Federated knowledge synthesis
- Part of: Discourse Modeling
- Contributors
Knowledge production starts with the work of individuals and teams. Such contributions are then refined and synthesized in topical communities, disciplines, and other higher-level organizational structures. A big challenge at each move to a higher organizational level is the divergent jargon and terminology of the lower-level entities that wish to join forces. Sometimes there is one dominant entity that ends up imposing its choices. This is arguably not the best way to proceed, and not even an option in more egalitarian settings. Common vocabulary (including semantics in formal systems) can only emerge by consensus, a process that is poorly supported by digital knowledge management tools.
One idea for supporting collaboration in spite of divergence, and ultimately consensus formation, is federation. The general idea is to establish "informational meeting points" where each entity exposes its vocabulary in a structured fashion, making divergent definitions explicit and easy to find and compare. Participants can then switch to someone else's definition if they consider it more appropriate, making a step towards consensus (which however may never be complete).

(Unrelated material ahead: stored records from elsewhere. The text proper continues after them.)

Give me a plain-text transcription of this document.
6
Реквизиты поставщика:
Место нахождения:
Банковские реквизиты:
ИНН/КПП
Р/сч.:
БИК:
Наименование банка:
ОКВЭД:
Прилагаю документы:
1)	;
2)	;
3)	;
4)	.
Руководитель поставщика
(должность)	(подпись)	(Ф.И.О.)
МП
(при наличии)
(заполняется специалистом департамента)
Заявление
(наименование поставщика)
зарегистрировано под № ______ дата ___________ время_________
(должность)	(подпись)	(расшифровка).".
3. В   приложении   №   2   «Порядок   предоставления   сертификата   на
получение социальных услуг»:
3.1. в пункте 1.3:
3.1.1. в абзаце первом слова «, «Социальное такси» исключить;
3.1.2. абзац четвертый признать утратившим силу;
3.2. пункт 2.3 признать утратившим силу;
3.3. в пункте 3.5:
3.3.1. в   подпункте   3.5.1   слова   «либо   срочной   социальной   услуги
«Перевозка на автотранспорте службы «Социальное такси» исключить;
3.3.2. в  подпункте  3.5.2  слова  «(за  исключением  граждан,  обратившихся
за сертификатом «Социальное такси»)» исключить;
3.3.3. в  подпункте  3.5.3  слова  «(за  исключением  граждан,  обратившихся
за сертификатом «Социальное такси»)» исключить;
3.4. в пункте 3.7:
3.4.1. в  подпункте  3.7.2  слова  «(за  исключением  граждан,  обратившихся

The goals of this project (perhaps better called a meta-project) are:
- Identify existing technology (tools, data models and formats, protocols, ...) that look promising to support a federated mode of knowledge synthesis. Examples: Fedwiki, anagora
- Support projects that improve and extend existing technology. Such support includes providing feedback on each other's work, testing each other's tools, etc. In short: apply the federation idea to develop better infrastructure for federated knowledge synthesis, in a multi-disciplinary setting.
- Think about the social structures that are desirable for consensus formation, and ensure that the technological infrastructure supports them (never forget Conway's law!)